Water chemistry is very complex and pH is one of many measurements possible. Because pH strips and pH meters are relatively inexpensive, people tend to focus on something easy to understand. But at the end of the day, it's only one measurement. Imagine trying to test food quality based solely on one measure, say saltiness. As an extreme example, pH 8.9 is hard water is very different than pH 8.9 in 100% R/O. (In fact, pH in R/O water is meaningless.) Not trying to frustrate you, but I've raised and bred discus at pH 8.7 - but my tap water is on the soft side (145 ppm TDS).
You can assess whether discus will do well in your tap water by checking out local fish stores with discus. They seldom have good quality specimen, but you can see if the fish are thriving: fins up, facing front, swimming mid-level, lively... Unless you're bringing in wild discus, tank raised fish are typically more adaptable. The key is not the actual water condition but clean water.
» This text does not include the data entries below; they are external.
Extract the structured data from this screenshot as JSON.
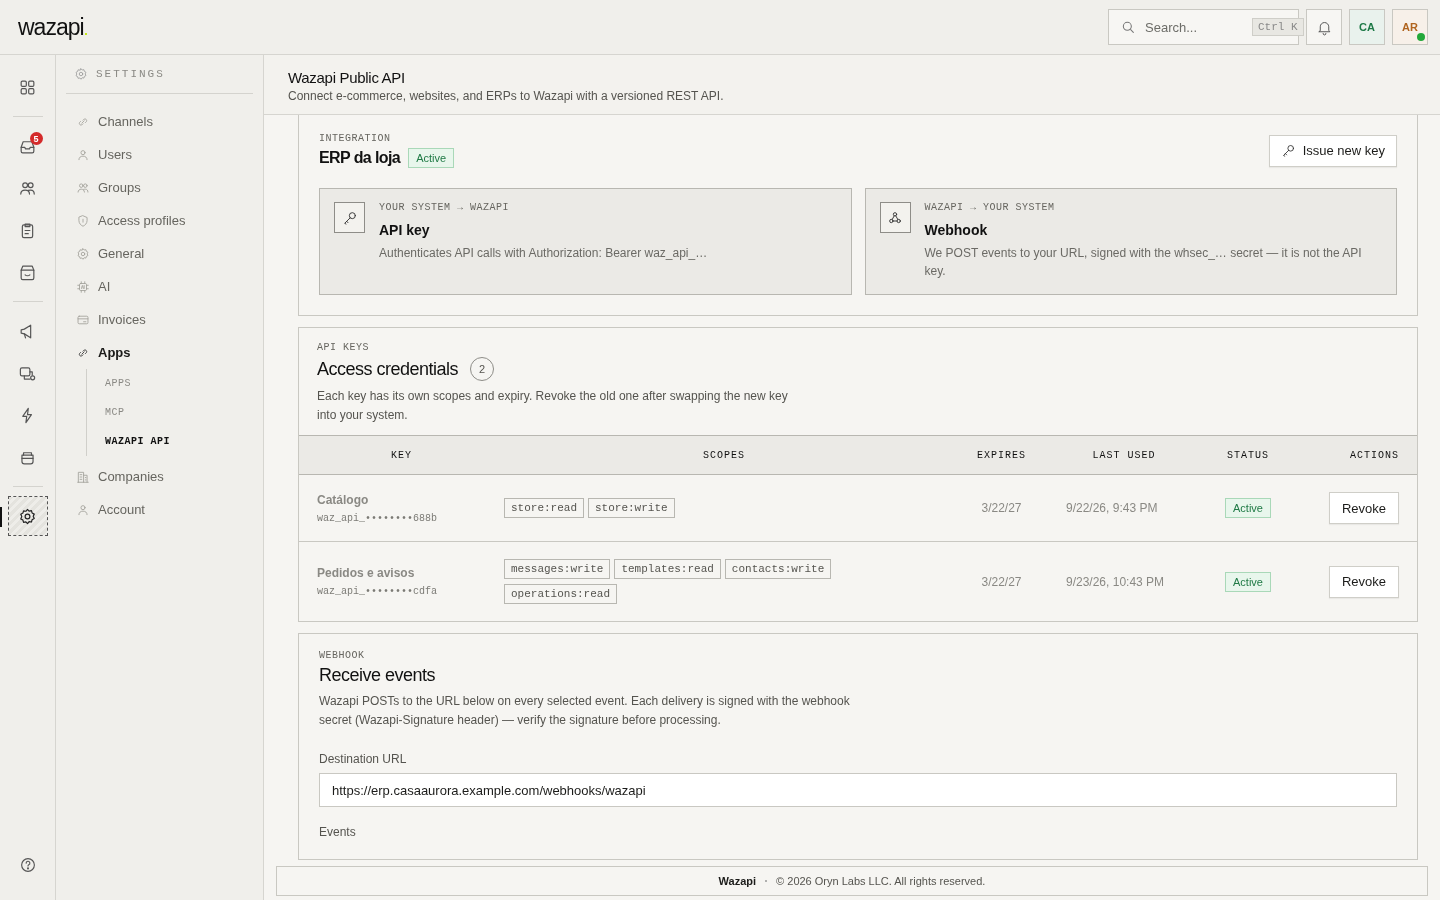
{
  "header": {
    "logo": "wazapi",
    "search": {
      "placeholder": "Search...",
      "shortcut": "Ctrl K"
    },
    "avatars": [
      {
        "initials": "CA",
        "color": "#1e7a47",
        "online": false
      },
      {
        "initials": "AR",
        "color": "#b0641f",
        "online": true
      }
    ]
  },
  "rail": {
    "items": [
      {
        "kind": "button",
        "selected": false
      },
      {
        "kind": "divider"
      },
      {
        "kind": "button",
        "selected": false,
        "badge": "5"
      },
      {
        "kind": "button",
        "selected": false
      },
      {
        "kind": "button",
        "selected": false
      },
      {
        "kind": "button",
        "selected": false
      },
      {
        "kind": "divider"
      },
      {
        "kind": "button",
        "selected": false
      },
      {
        "kind": "button",
        "selected": false
      },
      {
        "kind": "button",
        "selected": false
      },
      {
        "kind": "button",
        "selected": false
      },
      {
        "kind": "divider"
      },
      {
        "kind": "button",
        "selected": true
      }
    ]
  },
  "settings_nav": {
    "title": "SETTINGS",
    "items": [
      {
        "label": "Channels",
        "selected": false
      },
      {
        "label": "Users",
        "selected": false
      },
      {
        "label": "Groups",
        "selected": false
      },
      {
        "label": "Access profiles",
        "selected": false
      },
      {
        "label": "General",
        "selected": false
      },
      {
        "label": "AI",
        "selected": false
      },
      {
        "label": "Invoices",
        "selected": false
      },
      {
        "label": "Apps",
        "selected": true,
        "children": [
          {
            "label": "APPS",
            "selected": false
          },
          {
            "label": "MCP",
            "selected": false
          },
          {
            "label": "WAZAPI API",
            "selected": true
          }
        ]
      },
      {
        "label": "Companies",
        "selected": false
      },
      {
        "label": "Account",
        "selected": false
      }
    ]
  },
  "page": {
    "title": "Wazapi Public API",
    "subtitle": "Connect e-commerce, websites, and ERPs to Wazapi with a versioned REST API."
  },
  "integration": {
    "eyebrow": "INTEGRATION",
    "title": "ERP da loja",
    "status": "Active",
    "button": "Issue new key",
    "flows": [
      {
        "eyebrow": "YOUR SYSTEM → WAZAPI",
        "title": "API key",
        "description": "Authenticates API calls with Authorization: Bearer waz_api_…"
      },
      {
        "eyebrow": "WAZAPI → YOUR SYSTEM",
        "title": "Webhook",
        "description": "We POST events to your URL, signed with the whsec_… secret — it is not the API key."
      }
    ]
  },
  "keys": {
    "eyebrow": "API KEYS",
    "title": "Access credentials",
    "count": "2",
    "description": "Each key has its own scopes and expiry. Revoke the old one after swapping the new key into your system.",
    "columns": [
      "KEY",
      "SCOPES",
      "EXPIRES",
      "LAST USED",
      "STATUS",
      "ACTIONS"
    ],
    "rows": [
      {
        "name": "Catálogo",
        "key": "waz_api_••••••••688b",
        "scopes": [
          "store:read",
          "store:write"
        ],
        "expires": "3/22/27",
        "last_used": "9/22/26, 9:43 PM",
        "status": "Active",
        "action": "Revoke"
      },
      {
        "name": "Pedidos e avisos",
        "key": "waz_api_••••••••cdfa",
        "scopes": [
          "messages:write",
          "templates:read",
          "contacts:write",
          "operations:read"
        ],
        "expires": "3/22/27",
        "last_used": "9/23/26, 10:43 PM",
        "status": "Active",
        "action": "Revoke"
      }
    ]
  },
  "webhook": {
    "eyebrow": "WEBHOOK",
    "title": "Receive events",
    "description": "Wazapi POSTs to the URL below on every selected event. Each delivery is signed with the webhook secret (Wazapi-Signature header) — verify the signature before processing.",
    "url_label": "Destination URL",
    "url": "https://erp.casaaurora.example.com/webhooks/wazapi",
    "events_label": "Events"
  },
  "footer": {
    "brand": "Wazapi",
    "text": "© 2026 Oryn Labs LLC. All rights reserved."
  }
}
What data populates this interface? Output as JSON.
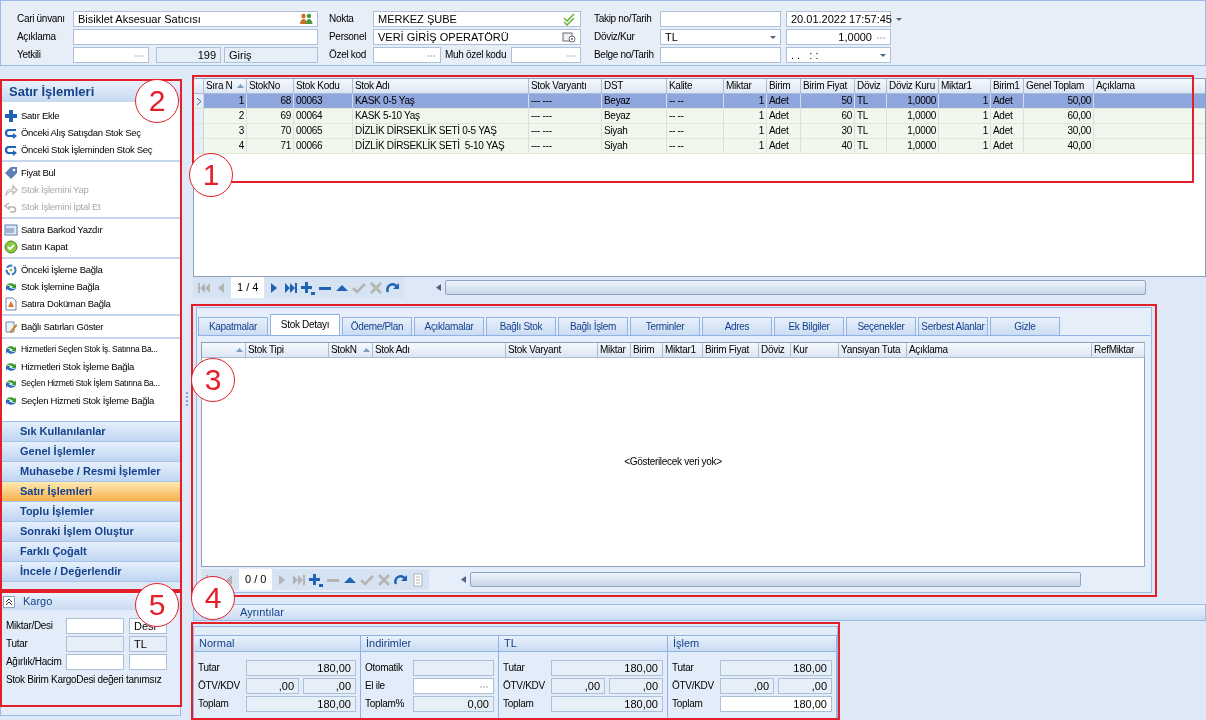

Discus will grow up and spawn in hard water, except that the hatch rate can be very low. That said, I did precisely what you suggested. Once I have a mated pair, I would wait until the male start to clean the cone. (Not the female, which cleans often and not always before spawning.) I would then do a 100% water change with pure R/O. The fish usually spawn within 2 hours into a completely clean tank with very soft water. There's no "shock" going into pure R/O. Once the eggs hatch and you reach the wriggler stage (~60 hours at 80F), you can go right back to hard tap water.
Depending on how large the fish you're buying, you've got plenty of time. Get your fish started (change lots of water), then set up an R/O storage system somewhere accessible. I usually use a 29H or 37 cube to spawn, so you don't need that much storage. Good luck!